Noncompaction cardiomyopathy (NCM) represents 5%-9% of pediatric CM’s. There is an embryologic arrest of myocardial development and often these represent a mixed phenotype. The symptoms are relative to the severity of LV dysfunction. There is an increased risk of sudden cardiac death, arrhythmias, thrombosis, and pulmonary hypertension. Heart transplantation is the only definitive cure.
Dr. Latham then proceeded to talk about the anesthetic risk of patients with cardiomyopathies. The POCA registry shows that 13% of the cardiac arrests were related to cardiomyopathy with a resultant 50% mortality. Kipps (2007) and Lynch (2011) both demonstrated increased complications and mortality with increased severity of systemic ventricular dysfunction. This leads to our preoperative evaluation. As anesthesiologists we should screen for unknown CM. This would be based on the family history, any syndromes associated with CM, evaluate for age appropriate cardiac reserve (any FTT, exercise capacity, keeping up with their peers), syncope, preoperative hypotension, any history of arrhythmias, or history of any cardiac murmurs. Patients with known CM, we should understand their phenotype and evaluate for any complications: thrombi, arrhythmia, pulmonary HTN.
This may require multidisciplinary planning with cardiology to ensure they are optimized for surgery. We should evaluate their medications such as: beta blockers, diuretics, ACE inhibitors. Are there any additional tests or laboratory studies required? Before the patient is taken to the operating room, their postop disposition should be discussed. There are also human, environmental, technical and logistical factors that should be accessed. Intraoperative management is based on the pathophysiology and disease severity.

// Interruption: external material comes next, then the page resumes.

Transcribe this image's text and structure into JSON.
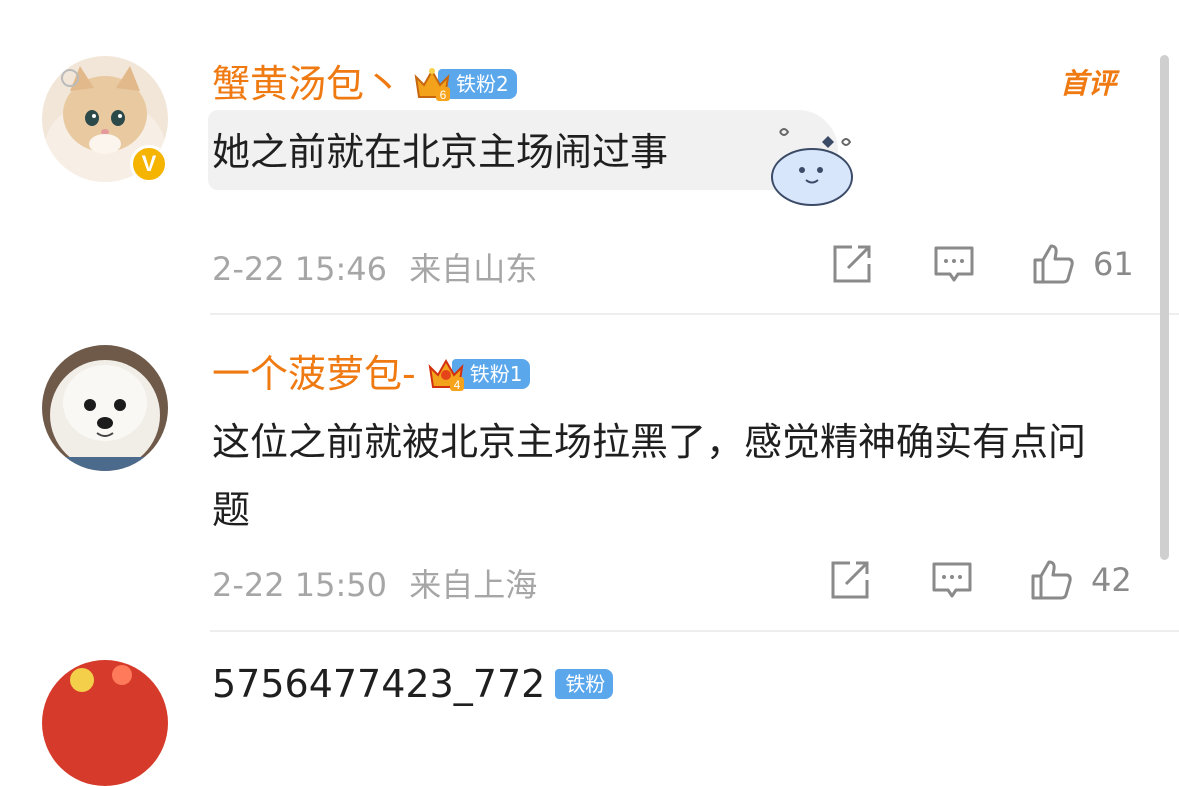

Goals for dilated cardiomyopathy (DCM) under anesthesia are to keep the preload normal, afterload low to normal, heart rate normal to high, and contractility high with possible use of inotropes. Goals for hypertrophic cardiomyopathy (HCM) are to keep the preload normal to increased, afterload normal to high, heart rate low to normal with possible use of beta blockers to decrease the heart rate, and contractility normal with no use of inotropes. Restrictive cardiomyopathy (RCM) is treated similarity to cardiac tamponade or constrictive pericarditis. Under anesthesia, the preload goals would be normal to high, afterload should be kept normal, heart rate normal to high as stroke volume is fixed, contractility normal to high with the use of inotropes as needed and the pulmonary vascular resistance low.
Dr. Latham gave his TEN COMMANDMENTS OF CARDIOMYOPATHY; they are:
- Talk to the cardiologist
- Have a rescue plan
- Maintain cardiac output
- Maintain preload goals
- Maintain afterload goals
- Maintain oxygen supply/ demand
- Maintain a sinus rhythm
- Maintain heart rate goals
- HCM: Maintain SVR
- Titrate Anesthetics
There are many medications that we use in anesthesia that can be titrated slowly to effect. Keep in mind that propofol and volatile agents will decrease the patient’s SVR, while nitrous oxide, etomidate and opioids will keep it stable. Ketamine may have a stable to negative effect on contractility depending on the level of endogenous catecholamines. Last but not least important is to keep rescue medication close at hand. Medications that will increase the patient’s SVR are phenylephrine, norepinephrine, and vasopressin. Medications to increase contractility are milrinone, dobutamine, epinephrine, dopamine and ephedrine.